Ryan touches down at Southwest during fund-raising trip
House Speaker Paul Ryan stopped by Southwest Airlines Monday during a fund-raising trip to Texas to tout benefits of the new tax law and talk about modernizing the nation's air-traffic control system.
Ryan held a town hall meeting with a small group of Southwest Airlines executives and employees and posed for pictures with people training to become flight attendants.
The visit served as a thank-you to Southwest for extolling a bill passed by the Republican-controlled Congress and signed by President Donald Trump that cut corporate income-tax rates. Southwest paid employees $1,000 bonuses shortly after passage of the bill, which cut Southwest's 2017 liability for deferred taxes by $1.4 billion and is expected to save the company hundreds of millions more this year.
Congress is due to reauthorize the Federal Aviation Administration this year.
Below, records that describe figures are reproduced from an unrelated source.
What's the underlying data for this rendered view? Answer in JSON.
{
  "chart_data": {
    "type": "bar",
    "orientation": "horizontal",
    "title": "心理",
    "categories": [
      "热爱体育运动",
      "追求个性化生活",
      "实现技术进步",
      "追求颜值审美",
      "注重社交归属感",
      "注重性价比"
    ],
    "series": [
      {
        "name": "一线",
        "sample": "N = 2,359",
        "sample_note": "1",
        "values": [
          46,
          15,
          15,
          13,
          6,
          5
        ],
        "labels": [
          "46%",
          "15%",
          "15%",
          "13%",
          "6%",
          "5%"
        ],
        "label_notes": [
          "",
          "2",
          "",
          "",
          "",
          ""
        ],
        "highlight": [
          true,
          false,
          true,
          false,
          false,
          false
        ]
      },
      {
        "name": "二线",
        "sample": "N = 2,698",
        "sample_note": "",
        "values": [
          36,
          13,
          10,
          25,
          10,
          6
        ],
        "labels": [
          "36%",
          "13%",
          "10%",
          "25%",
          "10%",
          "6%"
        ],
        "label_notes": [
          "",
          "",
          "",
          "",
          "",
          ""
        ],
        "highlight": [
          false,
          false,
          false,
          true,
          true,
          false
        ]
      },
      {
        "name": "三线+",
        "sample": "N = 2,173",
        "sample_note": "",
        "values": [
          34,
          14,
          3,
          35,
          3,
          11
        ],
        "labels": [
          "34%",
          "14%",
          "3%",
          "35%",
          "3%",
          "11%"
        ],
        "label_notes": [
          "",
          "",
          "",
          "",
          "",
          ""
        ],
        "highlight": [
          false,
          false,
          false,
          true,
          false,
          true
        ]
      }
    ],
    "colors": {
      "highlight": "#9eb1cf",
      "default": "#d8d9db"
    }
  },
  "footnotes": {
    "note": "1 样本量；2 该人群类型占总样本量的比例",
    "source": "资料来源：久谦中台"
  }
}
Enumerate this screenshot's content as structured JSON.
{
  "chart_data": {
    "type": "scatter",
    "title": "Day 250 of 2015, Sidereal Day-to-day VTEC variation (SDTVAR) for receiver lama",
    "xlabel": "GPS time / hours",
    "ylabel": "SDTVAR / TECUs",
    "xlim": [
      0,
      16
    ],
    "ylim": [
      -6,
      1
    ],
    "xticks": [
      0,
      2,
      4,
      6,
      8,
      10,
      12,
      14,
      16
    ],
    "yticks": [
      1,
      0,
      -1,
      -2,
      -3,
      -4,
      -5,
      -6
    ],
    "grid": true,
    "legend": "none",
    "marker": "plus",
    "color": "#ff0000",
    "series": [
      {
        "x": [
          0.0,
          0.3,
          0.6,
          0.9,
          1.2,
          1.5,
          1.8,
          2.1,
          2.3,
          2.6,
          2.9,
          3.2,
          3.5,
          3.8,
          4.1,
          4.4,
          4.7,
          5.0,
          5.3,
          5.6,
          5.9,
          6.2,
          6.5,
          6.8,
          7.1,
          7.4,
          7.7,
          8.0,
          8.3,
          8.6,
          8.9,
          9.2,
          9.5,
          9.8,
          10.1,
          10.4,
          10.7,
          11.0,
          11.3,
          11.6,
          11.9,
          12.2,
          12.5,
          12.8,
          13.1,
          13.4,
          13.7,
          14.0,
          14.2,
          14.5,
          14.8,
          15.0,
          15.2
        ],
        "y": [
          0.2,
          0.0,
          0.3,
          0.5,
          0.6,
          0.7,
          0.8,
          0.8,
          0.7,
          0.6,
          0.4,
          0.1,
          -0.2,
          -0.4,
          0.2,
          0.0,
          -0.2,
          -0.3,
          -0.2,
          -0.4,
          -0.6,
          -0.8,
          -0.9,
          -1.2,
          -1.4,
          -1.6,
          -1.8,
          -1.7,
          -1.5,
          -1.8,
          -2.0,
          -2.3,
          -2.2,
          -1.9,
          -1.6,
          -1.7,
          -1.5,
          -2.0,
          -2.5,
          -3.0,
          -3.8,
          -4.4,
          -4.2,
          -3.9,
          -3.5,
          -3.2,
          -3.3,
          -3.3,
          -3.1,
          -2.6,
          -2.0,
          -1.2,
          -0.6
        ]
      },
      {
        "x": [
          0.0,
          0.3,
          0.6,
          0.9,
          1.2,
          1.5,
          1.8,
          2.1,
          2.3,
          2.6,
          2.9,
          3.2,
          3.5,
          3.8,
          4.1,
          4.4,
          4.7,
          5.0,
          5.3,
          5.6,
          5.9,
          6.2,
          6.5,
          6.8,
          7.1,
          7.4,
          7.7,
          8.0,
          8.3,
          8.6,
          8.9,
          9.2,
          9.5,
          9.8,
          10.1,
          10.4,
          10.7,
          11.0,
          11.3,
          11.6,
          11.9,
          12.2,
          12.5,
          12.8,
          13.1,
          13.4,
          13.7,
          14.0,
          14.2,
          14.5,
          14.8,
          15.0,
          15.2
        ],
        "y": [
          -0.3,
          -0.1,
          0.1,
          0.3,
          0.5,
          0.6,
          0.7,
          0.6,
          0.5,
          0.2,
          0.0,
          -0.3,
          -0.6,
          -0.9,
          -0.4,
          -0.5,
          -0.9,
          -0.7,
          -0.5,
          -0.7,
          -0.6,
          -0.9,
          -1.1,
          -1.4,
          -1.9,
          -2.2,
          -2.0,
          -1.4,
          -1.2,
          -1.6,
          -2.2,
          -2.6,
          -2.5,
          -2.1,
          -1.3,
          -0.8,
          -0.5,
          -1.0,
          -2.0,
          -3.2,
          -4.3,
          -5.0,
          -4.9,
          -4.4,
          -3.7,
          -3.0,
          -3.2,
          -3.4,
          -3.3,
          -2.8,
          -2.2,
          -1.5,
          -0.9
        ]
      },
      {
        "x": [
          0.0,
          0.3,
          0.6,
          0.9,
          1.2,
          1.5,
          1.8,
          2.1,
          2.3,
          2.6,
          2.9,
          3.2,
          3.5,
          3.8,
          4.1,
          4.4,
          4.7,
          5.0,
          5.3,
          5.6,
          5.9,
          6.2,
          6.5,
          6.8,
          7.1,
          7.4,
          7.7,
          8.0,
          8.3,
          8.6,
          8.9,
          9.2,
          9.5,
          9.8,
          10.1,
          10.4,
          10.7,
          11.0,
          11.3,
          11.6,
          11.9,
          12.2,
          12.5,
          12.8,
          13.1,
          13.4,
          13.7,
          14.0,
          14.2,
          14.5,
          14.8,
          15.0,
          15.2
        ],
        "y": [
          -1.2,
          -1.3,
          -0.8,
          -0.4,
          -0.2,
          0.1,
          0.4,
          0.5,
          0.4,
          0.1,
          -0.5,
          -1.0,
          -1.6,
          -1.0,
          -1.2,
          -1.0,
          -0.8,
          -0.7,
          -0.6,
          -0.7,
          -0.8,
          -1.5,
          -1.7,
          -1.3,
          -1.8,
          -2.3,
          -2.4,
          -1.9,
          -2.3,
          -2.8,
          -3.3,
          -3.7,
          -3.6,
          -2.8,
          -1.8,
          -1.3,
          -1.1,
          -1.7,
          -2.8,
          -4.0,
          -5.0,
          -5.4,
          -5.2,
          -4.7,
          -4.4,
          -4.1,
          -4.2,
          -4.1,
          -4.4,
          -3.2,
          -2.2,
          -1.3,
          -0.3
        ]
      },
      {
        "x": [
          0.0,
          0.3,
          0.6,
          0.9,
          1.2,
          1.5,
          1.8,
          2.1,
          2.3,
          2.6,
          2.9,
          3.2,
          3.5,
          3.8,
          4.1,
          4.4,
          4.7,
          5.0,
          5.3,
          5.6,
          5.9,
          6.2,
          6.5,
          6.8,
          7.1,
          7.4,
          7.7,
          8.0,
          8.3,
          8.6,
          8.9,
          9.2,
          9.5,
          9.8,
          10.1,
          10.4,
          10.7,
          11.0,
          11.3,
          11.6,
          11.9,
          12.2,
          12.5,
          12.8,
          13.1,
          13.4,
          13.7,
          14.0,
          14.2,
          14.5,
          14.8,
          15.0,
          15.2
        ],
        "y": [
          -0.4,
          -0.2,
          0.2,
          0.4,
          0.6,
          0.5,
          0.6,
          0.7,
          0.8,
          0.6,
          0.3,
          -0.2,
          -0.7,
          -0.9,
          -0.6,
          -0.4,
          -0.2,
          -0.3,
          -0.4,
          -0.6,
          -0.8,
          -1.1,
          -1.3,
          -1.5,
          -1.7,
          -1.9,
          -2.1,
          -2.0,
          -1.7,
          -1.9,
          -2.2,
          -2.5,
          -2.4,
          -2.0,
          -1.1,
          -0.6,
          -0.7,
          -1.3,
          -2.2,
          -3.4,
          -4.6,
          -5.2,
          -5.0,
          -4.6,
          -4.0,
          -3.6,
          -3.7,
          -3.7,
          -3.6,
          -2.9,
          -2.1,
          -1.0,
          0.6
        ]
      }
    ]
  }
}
Ryan said Congress should "re-do the whole FAA" and modernize air-traffic control. He also supported a greater role for the private sector in infrastructure, saying it would be impossible to raise enough taxes to pay for the necessary work.
Ryan, who was accompanied by Southwest CEO Gary Kelly and House Ways and Means Chairman Kevin Brady, R-Texas, took four questions from the Southwest audience but none from reporters. Ryan was in Texas to raise money for House Republicans and talk about lower taxes, a spokesman said.